Por muito pouco, Sara também não fora rebaixada a esse status. Se tivesse, teria dado adeus a uma carreira de violinista. Sua questão financeira, por outro lado, não seria problema. Mas e quanto àquela garota chamada Marcia Martel? Será que teria o suporte da família ou de pessoas próximas? Ou será que todos a tratariam com enorme desdém, dizendo o quanto estavam decepcionados com ela?
Ao pensar nisso, sentiu um aperto no peito. Teve vontade de entrar naquela foto e abraçar a garota. Ontem elas tinham o mesmo sonho e hoje partilhavam a mesma frustração. Seus corações deviam estar pulsando uma dor igual.
O som de batidas na porta quebrou o turbilhão de seus pensamentos.
— Sara...
A voz da irmã a fez revirar os olhos e deitar na cama. Não abriria a porta para ela, de forma alguma. Apesar disso, ela foi aberta. A cretina tinha usado a chave mestra.
— Não quero papo contigo — declarou, virando-se de costas para Alana.
— Eu sei. Mas... só me escuta. Ontem... quando entrei na sala do exame, uma garota com madeixas verdes foi minha testemunha. Ela se chamava Denise, mas esse não era o nome real dela. Na verdade, ela nem era fidalga. — Sara arregalou os olhos. A coincidência no relato fez com que ela se virasse bruscamente para a irmã. — Quando chegou minha vez de testemunhar o brilho dela no arauto... o artefato não brilhou. Aquela garota era uma vulgar.
Sara pegou o jornal que estava na cama, dobrado na página que acabara de ler, e o estendeu para Alana.
— Essa garota? — quis saber.
Alana apanhou o jornal, e a expressão no rosto soltou a resposta antes mesmo de sua boca.
— Ela mesma! É verdade. Os párias são anunciados no Utopia depois que falham no exame — comentou, movendo os olhos pelas linhas da notícia. — Marcia Martel... Então esse era o nome dela. — Alana sacudiu o jornal levemente, enfatizando a inevitabilidade daquilo. — Vê? Isso teria acontecido com você, se tivesse tentado se alistar.
— Não tem como saber — retrucou, sentindo a raiva pela irmã esquentar novamente.
— Sara, seu corpo é o mesmo de uma vulgar. Eu estava lá quando essa garota tentou fazer o que você queria e falhou. Quando tudo acabou, o rosto dela parecia tão... confuso, partido... impotente. — Alana largou o jornal sobre a cama e encarou Sara com uma intensidade perturbadora. — Você pode me odiar pelo que fiz, e tudo bem. Mas eu fico aliviada por não ter visto aquele rosto em você.
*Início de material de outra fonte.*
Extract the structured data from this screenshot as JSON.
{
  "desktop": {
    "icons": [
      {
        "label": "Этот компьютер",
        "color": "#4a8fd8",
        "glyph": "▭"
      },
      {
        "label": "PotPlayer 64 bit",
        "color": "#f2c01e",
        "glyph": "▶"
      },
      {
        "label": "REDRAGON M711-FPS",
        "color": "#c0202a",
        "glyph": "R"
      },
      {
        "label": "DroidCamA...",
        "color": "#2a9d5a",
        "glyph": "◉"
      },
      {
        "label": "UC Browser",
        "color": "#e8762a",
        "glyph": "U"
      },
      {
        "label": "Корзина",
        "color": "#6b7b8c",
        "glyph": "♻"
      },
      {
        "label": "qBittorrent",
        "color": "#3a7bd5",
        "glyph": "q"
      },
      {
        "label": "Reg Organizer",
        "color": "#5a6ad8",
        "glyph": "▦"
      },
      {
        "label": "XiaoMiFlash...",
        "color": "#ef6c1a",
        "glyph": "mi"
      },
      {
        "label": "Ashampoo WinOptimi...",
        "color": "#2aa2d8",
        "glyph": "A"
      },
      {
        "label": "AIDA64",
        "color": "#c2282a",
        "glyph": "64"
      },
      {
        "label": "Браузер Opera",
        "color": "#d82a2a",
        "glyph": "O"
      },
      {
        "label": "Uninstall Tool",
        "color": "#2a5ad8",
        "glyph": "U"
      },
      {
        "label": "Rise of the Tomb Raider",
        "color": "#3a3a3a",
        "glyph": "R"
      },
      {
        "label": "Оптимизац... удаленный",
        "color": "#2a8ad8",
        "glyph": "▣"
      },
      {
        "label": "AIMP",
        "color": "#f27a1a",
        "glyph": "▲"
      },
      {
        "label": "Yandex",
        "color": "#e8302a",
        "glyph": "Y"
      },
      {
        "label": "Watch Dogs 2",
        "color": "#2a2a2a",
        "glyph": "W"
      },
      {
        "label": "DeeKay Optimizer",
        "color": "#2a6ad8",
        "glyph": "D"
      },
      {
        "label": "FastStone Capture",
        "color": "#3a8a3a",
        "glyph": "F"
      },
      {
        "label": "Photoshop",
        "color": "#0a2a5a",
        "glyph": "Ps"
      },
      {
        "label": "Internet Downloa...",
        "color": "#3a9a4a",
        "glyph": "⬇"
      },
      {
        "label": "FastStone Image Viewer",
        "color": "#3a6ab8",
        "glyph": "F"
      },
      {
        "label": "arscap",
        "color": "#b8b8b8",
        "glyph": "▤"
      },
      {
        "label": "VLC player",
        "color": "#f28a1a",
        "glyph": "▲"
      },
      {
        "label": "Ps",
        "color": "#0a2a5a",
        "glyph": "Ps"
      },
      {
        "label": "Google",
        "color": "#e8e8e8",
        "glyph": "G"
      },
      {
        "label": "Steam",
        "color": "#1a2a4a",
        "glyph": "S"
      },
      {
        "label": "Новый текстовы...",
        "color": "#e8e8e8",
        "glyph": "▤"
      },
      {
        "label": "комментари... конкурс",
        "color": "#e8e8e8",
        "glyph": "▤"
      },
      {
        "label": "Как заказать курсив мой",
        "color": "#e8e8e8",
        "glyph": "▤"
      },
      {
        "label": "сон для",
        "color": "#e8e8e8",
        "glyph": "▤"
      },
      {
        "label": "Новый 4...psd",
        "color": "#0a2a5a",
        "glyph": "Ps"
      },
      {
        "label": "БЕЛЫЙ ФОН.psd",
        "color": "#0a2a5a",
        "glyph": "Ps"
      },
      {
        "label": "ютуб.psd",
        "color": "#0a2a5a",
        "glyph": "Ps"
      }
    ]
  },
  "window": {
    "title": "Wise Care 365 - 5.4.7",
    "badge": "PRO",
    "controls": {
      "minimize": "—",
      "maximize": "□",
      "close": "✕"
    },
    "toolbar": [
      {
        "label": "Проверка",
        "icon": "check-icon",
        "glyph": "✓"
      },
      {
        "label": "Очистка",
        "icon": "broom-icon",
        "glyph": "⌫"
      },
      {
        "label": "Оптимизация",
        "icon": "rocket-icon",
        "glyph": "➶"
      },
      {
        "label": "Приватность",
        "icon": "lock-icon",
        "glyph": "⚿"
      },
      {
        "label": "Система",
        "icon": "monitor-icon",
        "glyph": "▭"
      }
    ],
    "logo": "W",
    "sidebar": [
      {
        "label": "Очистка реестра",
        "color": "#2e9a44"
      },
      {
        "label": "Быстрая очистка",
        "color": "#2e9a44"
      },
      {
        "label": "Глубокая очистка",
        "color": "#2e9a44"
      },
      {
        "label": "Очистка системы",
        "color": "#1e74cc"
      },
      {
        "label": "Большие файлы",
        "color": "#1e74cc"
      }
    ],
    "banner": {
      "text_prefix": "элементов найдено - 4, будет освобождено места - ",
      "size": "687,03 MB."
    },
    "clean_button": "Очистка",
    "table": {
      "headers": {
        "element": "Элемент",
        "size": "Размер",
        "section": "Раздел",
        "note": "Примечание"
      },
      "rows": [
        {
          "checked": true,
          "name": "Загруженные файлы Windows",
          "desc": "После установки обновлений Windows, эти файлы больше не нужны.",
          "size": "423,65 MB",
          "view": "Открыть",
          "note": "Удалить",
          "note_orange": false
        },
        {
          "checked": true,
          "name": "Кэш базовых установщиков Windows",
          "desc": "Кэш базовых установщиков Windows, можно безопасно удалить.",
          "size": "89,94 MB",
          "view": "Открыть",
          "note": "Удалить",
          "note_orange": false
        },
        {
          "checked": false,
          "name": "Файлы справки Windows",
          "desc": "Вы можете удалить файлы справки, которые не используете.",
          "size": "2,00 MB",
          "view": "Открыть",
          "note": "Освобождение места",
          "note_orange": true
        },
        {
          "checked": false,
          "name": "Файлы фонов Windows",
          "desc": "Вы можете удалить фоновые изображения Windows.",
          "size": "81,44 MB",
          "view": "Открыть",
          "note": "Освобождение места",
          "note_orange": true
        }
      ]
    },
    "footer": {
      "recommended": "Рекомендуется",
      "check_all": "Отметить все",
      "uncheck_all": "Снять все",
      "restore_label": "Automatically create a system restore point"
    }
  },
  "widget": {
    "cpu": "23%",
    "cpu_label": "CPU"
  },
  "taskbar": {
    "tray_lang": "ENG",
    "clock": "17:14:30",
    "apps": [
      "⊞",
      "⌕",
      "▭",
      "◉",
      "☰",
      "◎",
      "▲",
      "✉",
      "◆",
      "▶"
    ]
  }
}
Sara sentiu os olhos se inundarem com lágrimas nascidas de um coração quebrado.
— E como você acha que está o meu rosto agora?
Os lábios de Alana tremeram, mas não se abriram em resposta.
— Sai do meu quarto — pediu Sara, com a voz fraca, mas resoluta.
E não precisou pedir uma segunda vez. Alana, com os ombros caídos, virou-se e saiu. Assim que a irmã fechou a porta, as lágrimas de Sara caíram, silenciosas, uma após a outra.
Ela limpou o rosto com as mãos, olhando para a página do jornal ainda na cama. Num impulso, abriu a gaveta da mesa de estudos e pegou uma tesoura. Então, cuidadosamente, recortou a notícia sobre a garota que havia sonhado o mesmo sonho que ela.
— Sinto muito... — murmurou, como se pudesse, de algum modo, se comunicar com a jovem da foto. —... Marcia Martel. — o nome pronunciado com a voz grave, como se quisesse gravá-lo para sempre em sua memória.